Search code examples
rstringintegercharacterroman-numerals

How can I identify and turn roman numbers into integers in "mixed" observations in R?


I have a data frame with a column that contains observations that mix characters (words) and roman numbers. It also has integers, only characters (like the observation "Apple"), and NA's, but I want to leave them unchanged.

So it has observations like:

x <- data.frame(col = c("15", "NA", "0", "Red", "iv", "Logic", "ix. Sweet", "VIII - Apple", 
"Big XVI", "WeirdVII", "XI: Small"))

What I want is to turn every observation that has a roman number (even the ones that are mixed with words), and turn them into integers. So, following the example, the resulting data frame would be like:

15 NA 0 Red 4 Logic 9 8 16 7 11

Is there any way to do this?

What I have attempted is:

library(stringr)
 
library(gtools)

roman <- str_extract(x$col, "([IVXivx]+)")

roman_to_int <- roman2int(roman)

x$col <- ifelse(!is.na(roman_to_int), roman_to_int, x$col)

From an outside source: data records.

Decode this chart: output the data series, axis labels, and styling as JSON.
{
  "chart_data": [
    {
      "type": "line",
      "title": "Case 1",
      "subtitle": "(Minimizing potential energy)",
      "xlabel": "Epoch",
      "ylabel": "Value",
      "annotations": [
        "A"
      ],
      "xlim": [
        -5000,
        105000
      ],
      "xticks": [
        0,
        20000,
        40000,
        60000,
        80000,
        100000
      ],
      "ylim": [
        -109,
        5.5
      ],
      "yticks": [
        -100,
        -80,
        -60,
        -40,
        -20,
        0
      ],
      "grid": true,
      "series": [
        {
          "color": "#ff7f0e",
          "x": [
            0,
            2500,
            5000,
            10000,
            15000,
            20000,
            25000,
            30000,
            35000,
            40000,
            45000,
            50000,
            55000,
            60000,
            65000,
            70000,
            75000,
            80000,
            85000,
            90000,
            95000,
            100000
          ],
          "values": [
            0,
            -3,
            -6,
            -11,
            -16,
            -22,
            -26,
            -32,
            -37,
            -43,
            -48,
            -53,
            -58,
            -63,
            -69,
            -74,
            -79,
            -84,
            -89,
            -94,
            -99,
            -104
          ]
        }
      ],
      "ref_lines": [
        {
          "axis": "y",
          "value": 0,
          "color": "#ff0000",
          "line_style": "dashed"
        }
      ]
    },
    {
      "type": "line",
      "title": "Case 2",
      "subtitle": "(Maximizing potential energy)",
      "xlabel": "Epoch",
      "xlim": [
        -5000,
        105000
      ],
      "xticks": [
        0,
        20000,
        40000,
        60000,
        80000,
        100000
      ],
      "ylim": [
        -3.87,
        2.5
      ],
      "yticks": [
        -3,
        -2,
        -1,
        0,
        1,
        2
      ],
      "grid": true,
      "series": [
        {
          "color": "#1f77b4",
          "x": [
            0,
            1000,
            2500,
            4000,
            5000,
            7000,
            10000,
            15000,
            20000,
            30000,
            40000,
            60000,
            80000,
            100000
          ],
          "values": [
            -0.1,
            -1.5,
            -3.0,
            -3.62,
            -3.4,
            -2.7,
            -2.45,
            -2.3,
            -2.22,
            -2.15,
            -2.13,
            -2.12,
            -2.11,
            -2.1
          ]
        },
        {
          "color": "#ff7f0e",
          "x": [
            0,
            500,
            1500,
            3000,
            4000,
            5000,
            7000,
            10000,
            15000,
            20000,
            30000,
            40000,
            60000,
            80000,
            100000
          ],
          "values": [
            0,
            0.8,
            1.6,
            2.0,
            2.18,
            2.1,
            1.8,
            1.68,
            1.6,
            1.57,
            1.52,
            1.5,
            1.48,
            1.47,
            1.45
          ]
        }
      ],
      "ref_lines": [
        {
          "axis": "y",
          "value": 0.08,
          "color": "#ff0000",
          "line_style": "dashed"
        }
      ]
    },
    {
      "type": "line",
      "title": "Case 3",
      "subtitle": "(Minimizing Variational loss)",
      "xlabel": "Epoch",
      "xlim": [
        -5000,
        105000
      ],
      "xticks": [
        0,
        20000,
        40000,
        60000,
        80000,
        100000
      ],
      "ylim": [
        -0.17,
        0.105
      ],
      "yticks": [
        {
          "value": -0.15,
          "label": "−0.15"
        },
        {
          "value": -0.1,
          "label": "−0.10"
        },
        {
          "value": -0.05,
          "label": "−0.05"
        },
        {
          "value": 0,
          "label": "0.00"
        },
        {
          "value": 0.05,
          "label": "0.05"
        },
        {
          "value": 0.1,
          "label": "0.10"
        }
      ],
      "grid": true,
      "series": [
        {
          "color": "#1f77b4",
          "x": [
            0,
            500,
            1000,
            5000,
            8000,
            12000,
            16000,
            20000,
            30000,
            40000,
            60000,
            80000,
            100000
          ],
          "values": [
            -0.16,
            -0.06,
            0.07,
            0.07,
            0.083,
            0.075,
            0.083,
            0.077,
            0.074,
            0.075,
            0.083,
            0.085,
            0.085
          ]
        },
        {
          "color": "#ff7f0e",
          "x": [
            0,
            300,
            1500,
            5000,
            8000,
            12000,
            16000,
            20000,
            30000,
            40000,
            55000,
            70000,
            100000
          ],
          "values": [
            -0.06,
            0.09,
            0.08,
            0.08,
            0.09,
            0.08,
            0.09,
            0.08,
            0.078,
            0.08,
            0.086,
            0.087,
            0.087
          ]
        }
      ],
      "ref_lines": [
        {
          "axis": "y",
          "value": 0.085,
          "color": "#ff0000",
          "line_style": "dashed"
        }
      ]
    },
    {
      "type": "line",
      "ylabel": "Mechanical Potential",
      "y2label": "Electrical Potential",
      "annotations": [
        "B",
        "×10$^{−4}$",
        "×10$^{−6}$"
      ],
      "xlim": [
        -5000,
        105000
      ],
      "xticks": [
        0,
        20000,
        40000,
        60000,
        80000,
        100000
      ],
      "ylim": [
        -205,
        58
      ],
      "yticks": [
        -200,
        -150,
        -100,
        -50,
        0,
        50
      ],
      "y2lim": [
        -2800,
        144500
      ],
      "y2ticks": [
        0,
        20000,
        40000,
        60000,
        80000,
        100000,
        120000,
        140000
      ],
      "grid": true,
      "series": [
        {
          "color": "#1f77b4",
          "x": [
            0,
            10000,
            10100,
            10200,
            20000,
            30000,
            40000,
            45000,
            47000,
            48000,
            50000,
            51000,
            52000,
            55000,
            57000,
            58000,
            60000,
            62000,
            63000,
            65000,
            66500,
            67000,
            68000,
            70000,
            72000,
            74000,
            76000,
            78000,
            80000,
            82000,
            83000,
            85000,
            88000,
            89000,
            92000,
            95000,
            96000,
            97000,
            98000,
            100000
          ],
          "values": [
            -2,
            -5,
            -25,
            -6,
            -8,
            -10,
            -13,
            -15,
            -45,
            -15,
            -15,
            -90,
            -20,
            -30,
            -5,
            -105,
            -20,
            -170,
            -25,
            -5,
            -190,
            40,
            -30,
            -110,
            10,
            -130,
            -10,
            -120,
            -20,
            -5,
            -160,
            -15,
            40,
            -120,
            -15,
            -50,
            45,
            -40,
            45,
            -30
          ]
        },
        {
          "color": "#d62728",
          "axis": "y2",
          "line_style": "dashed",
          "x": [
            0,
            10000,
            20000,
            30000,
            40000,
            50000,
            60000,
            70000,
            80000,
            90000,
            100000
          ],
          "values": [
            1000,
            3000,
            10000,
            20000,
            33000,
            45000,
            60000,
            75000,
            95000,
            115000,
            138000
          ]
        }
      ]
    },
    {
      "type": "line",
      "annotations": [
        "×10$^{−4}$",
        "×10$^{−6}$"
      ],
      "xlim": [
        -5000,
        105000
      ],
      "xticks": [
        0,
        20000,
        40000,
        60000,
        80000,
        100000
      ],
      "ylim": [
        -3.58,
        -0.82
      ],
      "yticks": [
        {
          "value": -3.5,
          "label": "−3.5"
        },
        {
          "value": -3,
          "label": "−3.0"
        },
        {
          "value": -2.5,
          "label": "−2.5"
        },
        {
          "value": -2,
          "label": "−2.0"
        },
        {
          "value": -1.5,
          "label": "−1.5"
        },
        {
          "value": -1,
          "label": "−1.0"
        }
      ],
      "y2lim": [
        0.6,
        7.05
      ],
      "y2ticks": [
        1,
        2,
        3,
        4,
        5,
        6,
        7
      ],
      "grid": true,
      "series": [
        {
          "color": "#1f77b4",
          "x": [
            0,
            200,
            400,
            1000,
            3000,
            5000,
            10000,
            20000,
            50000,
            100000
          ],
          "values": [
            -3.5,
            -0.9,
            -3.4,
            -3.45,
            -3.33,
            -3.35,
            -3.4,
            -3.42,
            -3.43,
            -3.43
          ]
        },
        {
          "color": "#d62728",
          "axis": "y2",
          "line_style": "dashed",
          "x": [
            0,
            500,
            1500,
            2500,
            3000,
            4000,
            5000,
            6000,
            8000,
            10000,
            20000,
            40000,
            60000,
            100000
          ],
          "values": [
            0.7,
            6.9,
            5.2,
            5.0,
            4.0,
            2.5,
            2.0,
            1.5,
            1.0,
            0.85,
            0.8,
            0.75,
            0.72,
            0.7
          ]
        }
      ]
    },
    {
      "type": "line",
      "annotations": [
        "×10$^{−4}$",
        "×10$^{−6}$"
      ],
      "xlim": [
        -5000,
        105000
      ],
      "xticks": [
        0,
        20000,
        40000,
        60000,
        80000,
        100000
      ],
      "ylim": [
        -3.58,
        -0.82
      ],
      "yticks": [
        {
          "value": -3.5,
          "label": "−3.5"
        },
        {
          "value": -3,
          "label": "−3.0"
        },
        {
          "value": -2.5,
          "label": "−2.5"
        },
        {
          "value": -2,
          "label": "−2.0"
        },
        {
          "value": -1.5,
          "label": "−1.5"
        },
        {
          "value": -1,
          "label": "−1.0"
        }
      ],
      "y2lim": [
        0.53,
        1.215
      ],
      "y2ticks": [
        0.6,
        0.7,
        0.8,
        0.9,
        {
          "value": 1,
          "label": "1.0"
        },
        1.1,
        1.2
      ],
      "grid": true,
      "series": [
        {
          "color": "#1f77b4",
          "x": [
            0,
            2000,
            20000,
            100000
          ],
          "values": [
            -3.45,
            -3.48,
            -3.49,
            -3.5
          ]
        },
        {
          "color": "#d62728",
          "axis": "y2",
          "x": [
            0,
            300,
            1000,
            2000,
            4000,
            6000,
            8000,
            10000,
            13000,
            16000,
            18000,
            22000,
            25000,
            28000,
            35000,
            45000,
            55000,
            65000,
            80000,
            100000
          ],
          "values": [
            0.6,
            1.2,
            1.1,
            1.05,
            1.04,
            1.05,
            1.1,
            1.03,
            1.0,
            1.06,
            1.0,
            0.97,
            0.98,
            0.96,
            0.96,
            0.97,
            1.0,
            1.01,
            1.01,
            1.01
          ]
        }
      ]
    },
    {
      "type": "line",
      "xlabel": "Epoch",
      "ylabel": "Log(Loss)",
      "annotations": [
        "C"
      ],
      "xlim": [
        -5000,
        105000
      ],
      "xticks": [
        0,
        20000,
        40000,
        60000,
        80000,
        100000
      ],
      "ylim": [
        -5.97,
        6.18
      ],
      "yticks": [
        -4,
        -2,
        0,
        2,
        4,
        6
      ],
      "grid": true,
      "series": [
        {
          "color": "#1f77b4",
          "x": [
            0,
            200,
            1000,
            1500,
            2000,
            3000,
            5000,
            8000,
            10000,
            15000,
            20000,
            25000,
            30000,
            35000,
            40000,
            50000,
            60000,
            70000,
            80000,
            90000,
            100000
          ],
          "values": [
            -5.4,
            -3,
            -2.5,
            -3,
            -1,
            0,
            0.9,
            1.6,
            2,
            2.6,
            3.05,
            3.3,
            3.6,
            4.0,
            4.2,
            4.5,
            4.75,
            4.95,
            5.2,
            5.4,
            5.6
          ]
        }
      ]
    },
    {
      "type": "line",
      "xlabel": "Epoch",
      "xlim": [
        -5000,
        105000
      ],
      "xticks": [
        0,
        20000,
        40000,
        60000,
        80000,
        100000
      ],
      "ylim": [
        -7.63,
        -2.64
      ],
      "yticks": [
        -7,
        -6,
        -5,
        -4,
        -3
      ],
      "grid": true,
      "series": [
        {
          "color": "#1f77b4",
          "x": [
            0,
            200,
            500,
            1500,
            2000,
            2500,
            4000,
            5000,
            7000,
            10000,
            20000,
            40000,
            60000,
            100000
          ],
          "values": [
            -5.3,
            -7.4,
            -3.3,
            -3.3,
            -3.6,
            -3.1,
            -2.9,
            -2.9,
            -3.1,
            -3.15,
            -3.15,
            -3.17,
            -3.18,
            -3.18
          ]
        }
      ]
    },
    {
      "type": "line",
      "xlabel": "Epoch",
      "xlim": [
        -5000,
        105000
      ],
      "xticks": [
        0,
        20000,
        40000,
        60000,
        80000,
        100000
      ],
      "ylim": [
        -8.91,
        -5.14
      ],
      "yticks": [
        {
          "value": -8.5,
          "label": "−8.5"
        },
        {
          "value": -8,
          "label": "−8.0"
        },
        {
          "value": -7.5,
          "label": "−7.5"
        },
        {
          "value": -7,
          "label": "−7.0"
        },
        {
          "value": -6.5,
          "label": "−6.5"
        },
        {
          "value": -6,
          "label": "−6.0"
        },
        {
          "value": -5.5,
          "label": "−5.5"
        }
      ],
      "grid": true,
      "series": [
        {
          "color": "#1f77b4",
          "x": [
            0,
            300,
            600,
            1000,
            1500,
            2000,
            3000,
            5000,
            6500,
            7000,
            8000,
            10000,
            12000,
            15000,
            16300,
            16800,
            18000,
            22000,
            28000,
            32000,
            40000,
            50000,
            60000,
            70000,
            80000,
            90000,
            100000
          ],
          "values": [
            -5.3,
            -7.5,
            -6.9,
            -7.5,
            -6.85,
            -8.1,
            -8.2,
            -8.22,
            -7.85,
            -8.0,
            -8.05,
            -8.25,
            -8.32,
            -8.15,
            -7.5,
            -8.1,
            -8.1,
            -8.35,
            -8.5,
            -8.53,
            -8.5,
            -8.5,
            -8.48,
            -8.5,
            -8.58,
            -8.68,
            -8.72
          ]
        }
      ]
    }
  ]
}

However, this does not work because the observations that are character but do not include roman integers are also turned into roman numbers, like the one "Logic" turns as "1". I want to avoid this.


Solution

  • pat <-  "[IVXLCDM]{2,}|\\b[ivxlcdm]+\\b|\\b[IVXLCDM]+\\b"
    
    str_replace_all(x$col,pat, gtools::roman2int)
    
      [1] "15"        "NA"        "0"         "Red"       "4"        
      [6] "Logic"     "9. Sweet"  "8 - Apple" "Big 16"    "Weird7"   
      [11] "11: Small"